Эта картина заставила меня остановиться. Я зашла слишком далеко в ярости самоуничижения. Я снова поднялась на ноги, устав от себя и возмутившись своими оскорблениями. У меня пылали щеки от яркого воспоминания о пяти жарких минутах, когда, на дороге в рай, «случайность» показалась мне совсем иной. Слепцы — да, мы были слепы, на этой дороге у нас вдруг закрылись глаза. Но огонь уже давно, много дней теплился под черной залой. Эти сияющие взгляды Мориса, эти нерешительные робкие прикосновения, эти колебания между «ты» и «вы», да и сама эта настойчивость, терпение, с каким он вел мою осаду, — разве они не были такими же ясными признаками, как мое злобное кокетство, мое стремление довести до конца жалкую битву, в которой моя враждебность, возможно, всегда была лишь маской ревности? Долго сдерживаемое пламя прорвалось в нас наружу, и, оба пораженные, оба ошарашенные, мы внезапно отдались на волю страсти.

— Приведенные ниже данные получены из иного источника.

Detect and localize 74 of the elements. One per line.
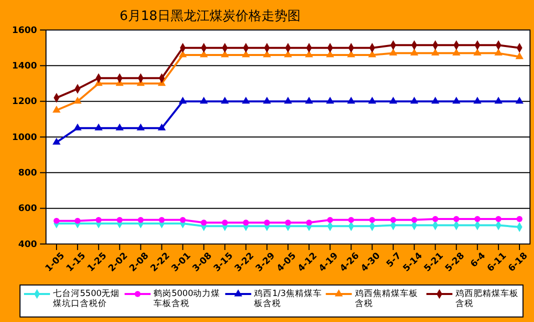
point (116, 123, 124, 130)
point (327, 216, 334, 223)
point (96, 216, 102, 223)
point (431, 96, 440, 104)
point (473, 48, 482, 56)
point (158, 123, 166, 130)
legend-label: 鸡西焦精煤车板含税 (354, 288, 418, 309)
point (348, 216, 354, 223)
point (262, 50, 271, 58)
point (116, 216, 123, 223)
y-tick-label: 600 (18, 204, 37, 214)
point (473, 96, 482, 104)
point (180, 216, 186, 223)
point (411, 216, 418, 223)
point (390, 216, 396, 223)
point (515, 52, 524, 60)
point (284, 96, 292, 104)
point (74, 218, 81, 224)
point (74, 123, 82, 130)
legend-label: 鹤岗5000动力煤车板含税 (154, 288, 220, 309)
y-tick-label: 1000 (12, 132, 37, 143)
point (220, 96, 229, 104)
point (515, 96, 524, 104)
point (452, 96, 460, 104)
point (285, 220, 291, 226)
point (305, 96, 314, 104)
point (326, 50, 334, 58)
point (369, 216, 376, 223)
point (494, 96, 502, 104)
point (453, 216, 460, 222)
point (326, 96, 334, 104)
point (52, 106, 61, 113)
point (200, 220, 207, 226)
point (94, 123, 103, 130)
point (158, 216, 165, 223)
point (410, 48, 418, 56)
point (54, 218, 60, 224)
point (368, 96, 376, 104)
y-tick-label: 1200 (12, 97, 37, 108)
point (242, 220, 249, 226)
point (52, 138, 61, 145)
y-tick-label: 1400 (12, 62, 37, 72)
x-tick-label: 5-7 (385, 251, 404, 270)
legend-label: 七台河5500无烟煤坑口含税价 (53, 288, 120, 309)
point (432, 216, 438, 222)
point (242, 96, 250, 104)
point (431, 48, 440, 56)
x-tick-label: 6-4 (469, 251, 488, 270)
point (389, 48, 398, 56)
y-tick-label: 800 (18, 168, 37, 179)
point (389, 96, 398, 104)
point (200, 96, 208, 104)
point (264, 220, 270, 226)
point (495, 216, 502, 222)
point (138, 216, 144, 223)
point (136, 123, 145, 130)
point (347, 96, 356, 104)
y-tick-label: 400 (18, 240, 37, 250)
y-tick-label: 1600 (12, 26, 37, 36)
point (494, 48, 502, 56)
point (516, 216, 522, 222)
point (178, 96, 187, 104)
point (262, 96, 271, 104)
point (452, 48, 460, 56)
point (347, 50, 356, 58)
point (474, 216, 480, 222)
point (74, 96, 82, 104)
point (242, 50, 250, 58)
point (410, 96, 418, 104)
point (222, 220, 228, 226)
legend-label: 鸡西肥精煤车板含税 (454, 288, 518, 309)
chart-title: 6月18日黑龙江煤炭价格走势图 (120, 9, 300, 24)
legend-label: 鸡西1/3焦精煤车板含税 (253, 288, 322, 309)
point (306, 220, 312, 226)
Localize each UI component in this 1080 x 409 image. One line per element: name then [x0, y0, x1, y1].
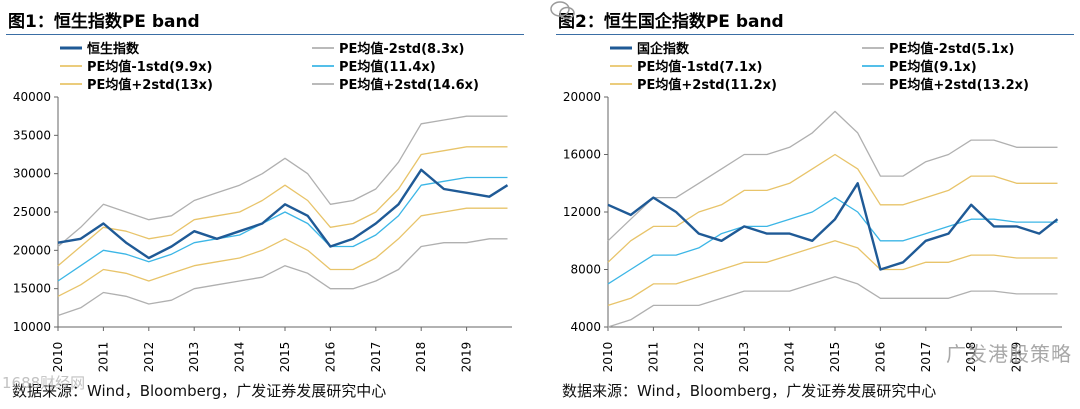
chart-title: 图1：恒生指数PE band — [8, 12, 200, 32]
chart-hsi: 恒生指数 PE均值-2std(8.3x) PE均值-1std(9.9x) PE均值(1… — [13, 41, 512, 373]
pe-band-line — [57, 115, 508, 247]
chart-panel-2: 图2：恒生国企指数PE band 国企指数 PE均值-2std(5.1x) PE均值… — [550, 0, 1080, 409]
y-tick-label: 10000 — [13, 320, 51, 334]
legend-label: 国企指数 — [637, 41, 690, 57]
chart-title: 图2：恒生国企指数PE band — [558, 12, 784, 32]
pe-band-line — [607, 110, 1058, 242]
watermark-left: 1688财经网 — [2, 374, 86, 392]
x-tick-label: 2016 — [323, 342, 337, 373]
legend-label: PE均值-1std(7.1x) — [637, 59, 762, 75]
title-rule — [6, 34, 524, 35]
pe-band-line — [607, 276, 1058, 328]
legend-label: PE均值(11.4x) — [339, 59, 436, 75]
legend-label: PE均值+2std(11.2x) — [637, 77, 777, 93]
x-tick-label: 2017 — [369, 342, 383, 373]
y-tick-label: 8000 — [570, 263, 601, 277]
x-tick-label: 2011 — [96, 342, 110, 373]
chart-panel-1: 图1：恒生指数PE band 恒生指数 PE均值-2std(8.3x) PE均值-1… — [0, 0, 530, 409]
legend-label: PE均值-2std(5.1x) — [889, 41, 1014, 57]
title-rule — [556, 34, 1074, 35]
y-tick-label: 16000 — [563, 148, 601, 162]
y-tick-label: 12000 — [563, 205, 601, 219]
pe-band-line — [57, 238, 508, 317]
x-tick-label: 2013 — [187, 342, 201, 373]
x-tick-label: 2010 — [601, 342, 615, 373]
y-tick-label: 4000 — [570, 320, 601, 334]
y-tick-label: 30000 — [13, 167, 51, 181]
legend-label: PE均值+2std(13x) — [87, 77, 213, 93]
pe-band-line — [57, 207, 508, 297]
x-tick-label: 2018 — [414, 342, 428, 373]
y-tick-label: 25000 — [13, 205, 51, 219]
index-line — [607, 182, 1059, 271]
y-tick-label: 20000 — [563, 90, 601, 104]
y-tick-label: 35000 — [13, 128, 51, 142]
x-tick-label: 2019 — [460, 342, 474, 373]
x-tick-label: 2012 — [692, 342, 706, 373]
pe-band-line — [607, 153, 1058, 263]
x-tick-label: 2014 — [233, 342, 247, 373]
pe-band-line — [607, 240, 1058, 307]
x-tick-label: 2013 — [737, 342, 751, 373]
x-tick-label: 2015 — [278, 342, 292, 373]
pe-band-line — [57, 176, 508, 282]
x-tick-label: 2012 — [142, 342, 156, 373]
legend-label: 恒生指数 — [87, 41, 140, 57]
x-tick-label: 2014 — [783, 342, 797, 373]
x-tick-label: 2016 — [873, 342, 887, 373]
x-tick-label: 2010 — [51, 342, 65, 373]
wechat-icon — [550, 1, 575, 20]
x-tick-label: 2011 — [646, 342, 660, 373]
x-tick-label: 2017 — [919, 342, 933, 373]
x-tick-label: 2018 — [964, 342, 978, 373]
chart-hscei: 国企指数 PE均值-2std(5.1x) PE均值-1std(7.1x) PE均值(9… — [563, 41, 1062, 373]
legend-label: PE均值+2std(13.2x) — [889, 77, 1029, 93]
x-tick-label: 2019 — [1010, 342, 1024, 373]
legend-label: PE均值+2std(14.6x) — [339, 77, 479, 93]
pe-band-line — [57, 146, 508, 267]
x-tick-label: 2015 — [828, 342, 842, 373]
watermark-brand: 广发港股策略 — [946, 342, 1072, 366]
y-tick-label: 40000 — [13, 90, 51, 104]
source-note: 数据来源：Wind，Bloomberg，广发证券发展研究中心 — [562, 382, 937, 400]
source-note: 数据来源：Wind，Bloomberg，广发证券发展研究中心 — [12, 382, 387, 400]
y-tick-label: 15000 — [13, 282, 51, 296]
legend-label: PE均值(9.1x) — [889, 59, 977, 75]
y-tick-label: 20000 — [13, 243, 51, 257]
legend-label: PE均值-2std(8.3x) — [339, 41, 464, 57]
legend-label: PE均值-1std(9.9x) — [87, 59, 212, 75]
index-line — [57, 168, 509, 260]
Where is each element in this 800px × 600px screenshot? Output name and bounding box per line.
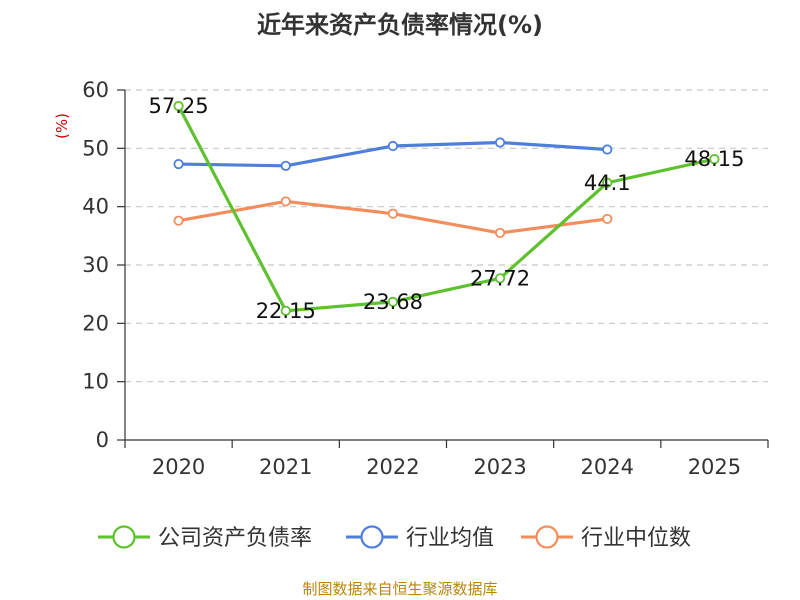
x-tick-label: 2023: [473, 455, 526, 479]
data-label: 57.25: [149, 94, 209, 118]
data-point: [602, 144, 613, 155]
legend-marker: [535, 525, 559, 549]
data-point: [387, 208, 399, 219]
data-point: [494, 137, 506, 148]
data-point: [602, 177, 613, 188]
data-point: [494, 273, 506, 284]
chart-title: 近年来资产负债率情况(%): [257, 11, 543, 39]
data-point: [494, 227, 506, 239]
x-tick-label: 2024: [581, 455, 634, 479]
data-label: 44.1: [584, 171, 631, 195]
x-tick-label: 2021: [259, 455, 312, 479]
x-tick-label: 2020: [152, 455, 205, 479]
data-label: 48.15: [684, 147, 744, 171]
y-tick-label: 40: [82, 195, 109, 219]
series-lines: [177, 105, 715, 313]
x-tick-label: 2025: [688, 455, 741, 479]
data-point: [173, 100, 184, 112]
data-labels: 57.25 22.15 23.68 27.72 44.1 48.15: [149, 94, 745, 323]
data-point: [387, 296, 399, 307]
data-point: [173, 158, 184, 170]
data-point: [387, 140, 399, 152]
axes: [117, 89, 769, 448]
legend-label: 公司资产负债率: [158, 526, 312, 551]
series-line: [177, 105, 715, 313]
y-tick-label: 10: [82, 370, 109, 394]
data-label: 22.15: [256, 299, 316, 323]
y-tick-label: 30: [82, 253, 109, 277]
x-tick-label: 2022: [366, 455, 419, 479]
y-tick-label: 0: [96, 428, 109, 452]
data-point: [173, 215, 184, 226]
y-tick-label: 20: [82, 311, 109, 335]
series-points: [173, 100, 720, 316]
grid-lines: [125, 89, 768, 383]
data-label: 23.68: [363, 290, 423, 314]
legend-label: 行业均值: [406, 526, 494, 551]
legend-label: 行业中位数: [581, 526, 691, 551]
data-point: [280, 160, 291, 171]
y-tick-label: 50: [82, 136, 109, 160]
data-point: [280, 305, 291, 316]
x-tick-labels: 2020 2021 2022 2023 2024 2025: [152, 455, 741, 479]
data-point: [602, 213, 613, 225]
data-point: [709, 154, 720, 165]
y-tick-label: 60: [82, 78, 109, 102]
legend-marker: [112, 525, 136, 549]
source-note: 制图数据来自恒生聚源数据库: [302, 580, 497, 598]
data-point: [280, 196, 291, 207]
y-tick-labels: 0 10 20 30 40 50 60: [82, 78, 109, 452]
legend: 公司资产负债率 行业均值 行业中位数: [98, 525, 691, 551]
y-axis-unit: (%): [53, 113, 71, 139]
legend-marker: [360, 525, 384, 549]
data-label: 27.72: [470, 266, 530, 290]
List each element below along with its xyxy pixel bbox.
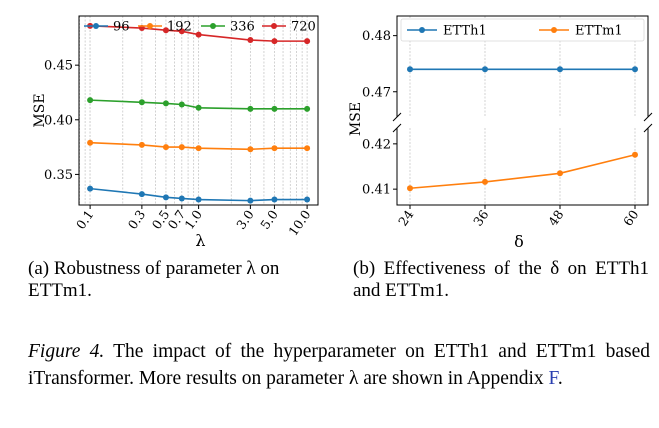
legend-label-ETTh1: ETTh1	[443, 24, 487, 39]
point-192-2	[162, 144, 169, 151]
series-line-192	[90, 141, 308, 151]
series-line-720	[90, 25, 308, 42]
x-tick-label-0: 0.1	[73, 207, 97, 232]
legend-label-720: 720	[291, 20, 316, 35]
legend: 96 192 336 720	[84, 20, 316, 35]
point-336-1	[138, 99, 145, 106]
point-96-4	[195, 196, 202, 203]
x-axis-label-b: δ	[514, 232, 524, 251]
series-line-336	[90, 99, 308, 110]
point-336-5	[247, 105, 254, 112]
axis-break-mark-3	[643, 123, 653, 133]
point-720-4	[195, 31, 202, 38]
point-96-6	[271, 196, 278, 203]
point-ETTm1-2	[557, 170, 563, 177]
legend-marker-ETTm1	[551, 27, 557, 33]
legend-marker-720	[271, 23, 277, 29]
x-tick-label-b-1: 36	[470, 207, 491, 229]
point-192-6	[271, 145, 278, 152]
x-tick-label-b-3: 60	[620, 207, 641, 229]
point-ETTm1-1	[482, 178, 488, 185]
point-192-7	[304, 145, 311, 152]
appendix-link[interactable]: F	[548, 368, 558, 389]
upper-y-tick-label-0: 0.47	[362, 85, 391, 100]
point-96-0	[87, 185, 94, 192]
point-336-4	[195, 104, 202, 111]
point-192-0	[87, 139, 94, 146]
x-tick-label-b-0: 24	[395, 207, 416, 229]
point-720-6	[271, 38, 278, 45]
x-tick-label-b-2: 48	[545, 207, 566, 229]
x-axis-label: λ	[195, 231, 205, 250]
point-336-2	[162, 100, 169, 107]
y-axis-label: MSE	[32, 93, 48, 127]
upper-frame	[396, 15, 649, 117]
point-ETTh1-3	[632, 66, 638, 73]
legend-marker-336	[210, 23, 216, 29]
y-axis-label-b: MSE	[348, 102, 364, 136]
point-192-4	[195, 145, 202, 152]
lower-y-tick-label-0: 0.41	[362, 183, 391, 198]
axis-break-mark-2	[643, 112, 653, 122]
point-ETTh1-0	[407, 66, 413, 73]
point-96-3	[178, 195, 185, 202]
x-tick-label-1: 0.3	[125, 207, 149, 232]
point-96-5	[247, 197, 254, 204]
legend-marker-ETTh1	[419, 27, 425, 33]
series-line-ETTm1	[409, 153, 636, 190]
y-tick-label-1: 0.40	[44, 113, 73, 128]
legend-b-box	[400, 18, 645, 42]
point-ETTm1-0	[407, 185, 413, 192]
x-tick-label-5: 3.0	[233, 207, 257, 232]
figure-label: Figure 4.	[28, 341, 105, 362]
legend-b: ETTh1 ETTm1	[400, 18, 645, 42]
legend-marker-192	[147, 23, 153, 29]
legend-label-336: 336	[230, 20, 255, 35]
point-336-0	[87, 97, 94, 104]
x-tick-label-4: 1.0	[181, 207, 205, 232]
upper-y-tick-label-1: 0.48	[362, 29, 391, 44]
x-tick-label-7: 10.0	[285, 207, 313, 238]
point-192-3	[178, 144, 185, 151]
y-tick-label-2: 0.45	[44, 59, 73, 74]
point-720-2	[162, 27, 169, 34]
figure-caption-end: .	[557, 368, 563, 389]
point-96-7	[304, 196, 311, 203]
lower-y-tick-label-1: 0.42	[362, 137, 391, 152]
x-tick-label-6: 5.0	[257, 207, 281, 232]
point-192-1	[138, 141, 145, 148]
point-720-7	[304, 38, 311, 45]
point-720-5	[247, 37, 254, 44]
figure-caption-text: The impact of the hyperparameter on ETTh…	[28, 341, 650, 389]
legend-marker-96	[93, 23, 99, 29]
axis-break-mark-0	[392, 112, 402, 122]
point-336-6	[271, 105, 278, 112]
point-ETTh1-1	[482, 66, 488, 73]
point-96-1	[138, 191, 145, 198]
point-336-7	[304, 105, 311, 112]
y-tick-label-0: 0.35	[44, 168, 73, 183]
point-192-5	[247, 146, 254, 153]
point-336-3	[178, 101, 185, 108]
point-ETTm1-3	[632, 151, 638, 158]
point-720-3	[178, 28, 185, 35]
legend-label-96: 96	[113, 20, 130, 35]
legend-label-192: 192	[167, 20, 192, 35]
lower-frame	[396, 128, 649, 206]
point-ETTh1-2	[557, 66, 563, 73]
caption-a: (a) Robustness of parameter λ on ETTm1.	[28, 258, 280, 301]
caption-b: (b) Effectiveness of the δ on ETTh1 and …	[353, 258, 649, 301]
series-line-96	[90, 187, 308, 202]
legend-label-ETTm1: ETTm1	[575, 24, 623, 39]
figure-caption: Figure 4. The impact of the hyperparamet…	[28, 338, 650, 392]
axis-break-mark-1	[392, 123, 402, 133]
point-96-2	[162, 194, 169, 201]
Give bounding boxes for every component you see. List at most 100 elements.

Страсти! Мне понравилось это слово, извинявшее меня, окрашенное какой-то тайной, какой-то ночной неизбежностью, не такой цветистой, но более властной, чем любовь. Я повторила это слово пять или шесть раз, но не успела заметить, что, переходя от нападок к сентиментам, впадаю из одного ребячества в другое. Фурия во мне перешла в наступление: «Страсть! Не слишком-то обольщайся! Что ты с ней будешь делать, скажи на милость? Морис-то твой женат! Да, все мы знаем, что это замечание девушки, а ты перестала ею быть без особых церемоний и очень мало беспокоясь о семейном положении твоего спутника. Но все-таки пора бы поведать о том, почему ты так быстро сбежала вчера вечером, почему ты крутишься и извиваешься вокруг твоего драгоценного прегрешения, старательно умалчивая о главном. Ведь мало того, что он женат, Изабель, твой любовник женат на твоей маме, несчастной больной, которую ты любишь и которая тебя любит, и его она любит тоже… Пасть за тридцать секунд, когда ты неприступная Изабель, — прямо скажем, довольно обидно! Но согрешить с единственным мужчиной, к которому ты не имела права прикасаться, — вот в чем вся черная суть этого дела: кровосмешение, от которого никакая ледяная Эрдра не отмоет рыжих девчонок!»
— Изабель, где ты? — крикнул кто-то со стороны дома.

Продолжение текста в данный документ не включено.